Last month, the U.N.'s Special Rapport­eur on poverty and human rights, Philip Alston, issued his report on the U.S. to the U.N. Human Rights Council. His findings, about the self-defined wealthiest country in the world, were stark: "About 40 million live in poverty, 18.5 million in extreme poverty, and 5.3 million live in Third World conditions of absolute poverty."

A Time for Solidarity

The U.N. report is worth a close read, but a few details are worth highlighting – in addition to the sheer scale of poverty in an otherwise wealthy nation, inequality is growing. "The United States," the report notes, "has the highest rate of income inequality among Western countries," a division recently exacerbated by the massive Trump administration tax cuts. "There is ... a dramatic contrast between the immense wealth of the few and the squalor and deprivation in which vast numbers of Americans exist."

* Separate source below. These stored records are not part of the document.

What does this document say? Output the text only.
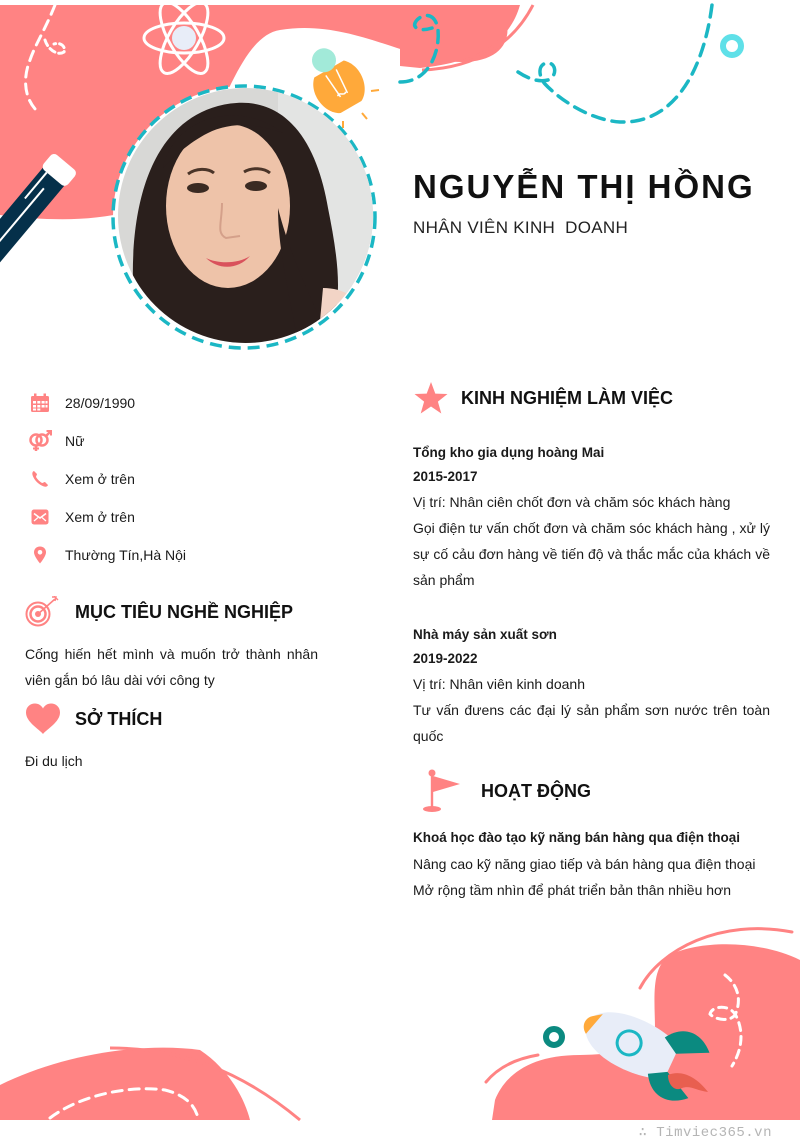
NGUYỄN THỊ HỒNG
NHÂN VIÊN KINH  DOANH
28/09/1990
Nữ
Xem ở trên
Xem ở trên
Thường Tín,Hà Nội
MỤC TIÊU NGHỀ NGHIỆP
Cống hiến hết mình và muốn trở thành nhân
viên gắn bó lâu dài với công ty
SỞ THÍCH
Đi du lịch
KINH NGHIỆM LÀM VIỆC
Tổng kho gia dụng hoàng Mai
2015-2017
Vị trí: Nhân ciên chốt đơn và chăm sóc khách hàng
Gọi điện tư vấn chốt đơn và chăm sóc khách hàng , xử lý
sự cố cảu đơn hàng về tiến độ và thắc mắc của khách về
sản phẩm
Nhà máy sản xuất sơn
2019-2022
Vị trí: Nhân viên kinh doanh
Tư vấn đưens các đại lý sản phẩm sơn nước trên toàn
quốc
HOẠT ĐỘNG
Khoá học đào tạo kỹ năng bán hàng qua điện thoại
Nâng cao kỹ năng giao tiếp và bán hàng qua điện thoại
Mở rộng tầm nhìn để phát triển bản thân nhiều hơn
∴ Timviec365.vn
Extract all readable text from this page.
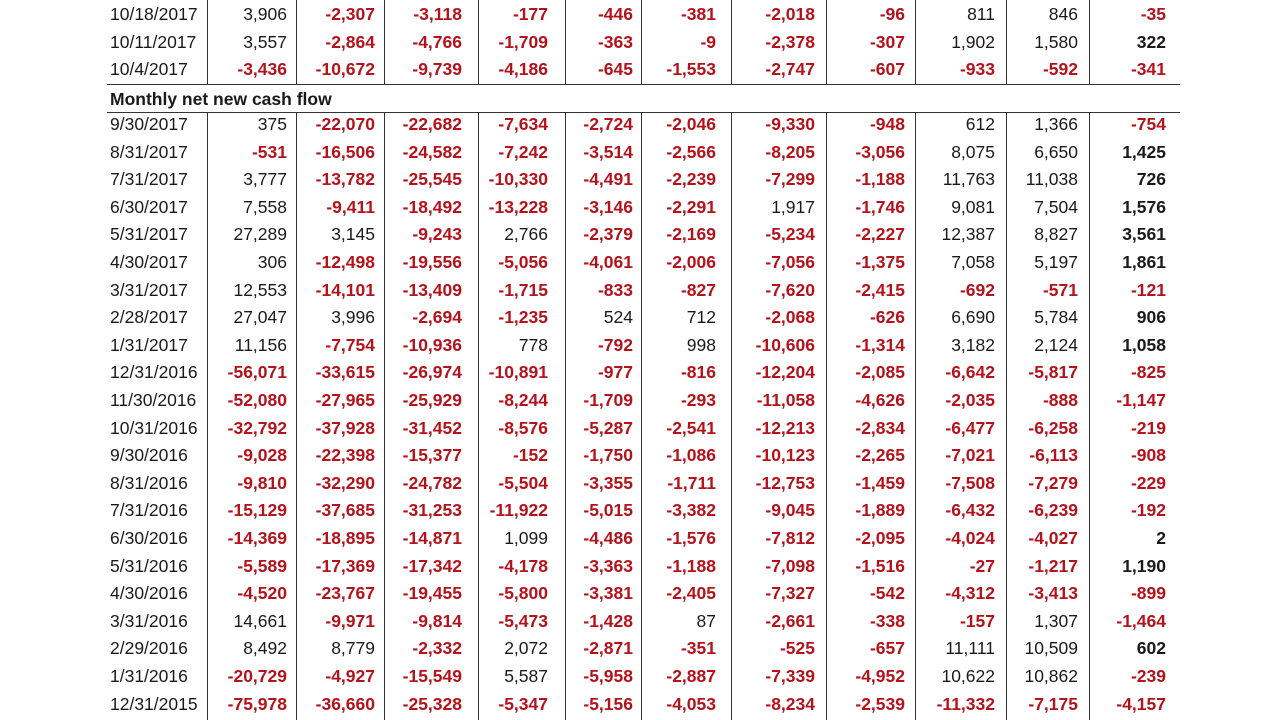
10/18/2017	3,906	-2,307	-3,118	-177	-446	-381	-2,018	-96	811	846	-35
10/11/2017	3,557	-2,864	-4,766	-1,709	-363	-9	-2,378	-307	1,902	1,580	322
10/4/2017	-3,436	-10,672	-9,739	-4,186	-645	-1,553	-2,747	-607	-933	-592	-341
Monthly net new cash flow
9/30/2017	375	-22,070	-22,682	-7,634	-2,724	-2,046	-9,330	-948	612	1,366	-754
8/31/2017	-531	-16,506	-24,582	-7,242	-3,514	-2,566	-8,205	-3,056	8,075	6,650	1,425
7/31/2017	3,777	-13,782	-25,545	-10,330	-4,491	-2,239	-7,299	-1,188	11,763	11,038	726
6/30/2017	7,558	-9,411	-18,492	-13,228	-3,146	-2,291	1,917	-1,746	9,081	7,504	1,576
5/31/2017	27,289	3,145	-9,243	2,766	-2,379	-2,169	-5,234	-2,227	12,387	8,827	3,561
4/30/2017	306	-12,498	-19,556	-5,056	-4,061	-2,006	-7,056	-1,375	7,058	5,197	1,861
3/31/2017	12,553	-14,101	-13,409	-1,715	-833	-827	-7,620	-2,415	-692	-571	-121
2/28/2017	27,047	3,996	-2,694	-1,235	524	712	-2,068	-626	6,690	5,784	906
1/31/2017	11,156	-7,754	-10,936	778	-792	998	-10,606	-1,314	3,182	2,124	1,058
12/31/2016	-56,071	-33,615	-26,974	-10,891	-977	-816	-12,204	-2,085	-6,642	-5,817	-825
11/30/2016	-52,080	-27,965	-25,929	-8,244	-1,709	-293	-11,058	-4,626	-2,035	-888	-1,147
10/31/2016	-32,792	-37,928	-31,452	-8,576	-5,287	-2,541	-12,213	-2,834	-6,477	-6,258	-219
9/30/2016	-9,028	-22,398	-15,377	-152	-1,750	-1,086	-10,123	-2,265	-7,021	-6,113	-908
8/31/2016	-9,810	-32,290	-24,782	-5,504	-3,355	-1,711	-12,753	-1,459	-7,508	-7,279	-229
7/31/2016	-15,129	-37,685	-31,253	-11,922	-5,015	-3,382	-9,045	-1,889	-6,432	-6,239	-192
6/30/2016	-14,369	-18,895	-14,871	1,099	-4,486	-1,576	-7,812	-2,095	-4,024	-4,027	2
5/31/2016	-5,589	-17,369	-17,342	-4,178	-3,363	-1,188	-7,098	-1,516	-27	-1,217	1,190
4/30/2016	-4,520	-23,767	-19,455	-5,800	-3,381	-2,405	-7,327	-542	-4,312	-3,413	-899
3/31/2016	14,661	-9,971	-9,814	-5,473	-1,428	87	-2,661	-338	-157	1,307	-1,464
2/29/2016	8,492	8,779	-2,332	2,072	-2,871	-351	-525	-657	11,111	10,509	602
1/31/2016	-20,729	-4,927	-15,549	5,587	-5,958	-2,887	-7,339	-4,952	10,622	10,862	-239
12/31/2015	-75,978	-36,660	-25,328	-5,347	-5,156	-4,053	-8,234	-2,539	-11,332	-7,175	-4,157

Amid the recent Trumpist media spectacles of insulting U.S. allies, blowing up trade and weapons agreements, and embracing longtime enemies, the step-by-step building of the Poor People's Campaign might well seem too old-school and grassroots to have much effect on the national and world political stage – today's politics are all about cable-TV ranting and viral social media campaigns. On Monday, watching 60 or so folks engage in public, lyrical solidarity – "before this campaign fails, we'll all go down to jail" – certainly had a quixotic aspect, a sense that perhaps the forces arrayed against social justice have finally amassed too much power and wealth to be eventually overcome.

Maybe so. But I would still bet that long after Donald Trump and his brand, and his enablers and sycophants, have scuttled off the media stage in disgrace, the name of Martin Luther King Jr. will continue to be honored around the world as a voice for peace and justice. In this next era of his continuing influence, may the new Poor Peo­ple's Campaign carry his fight onward.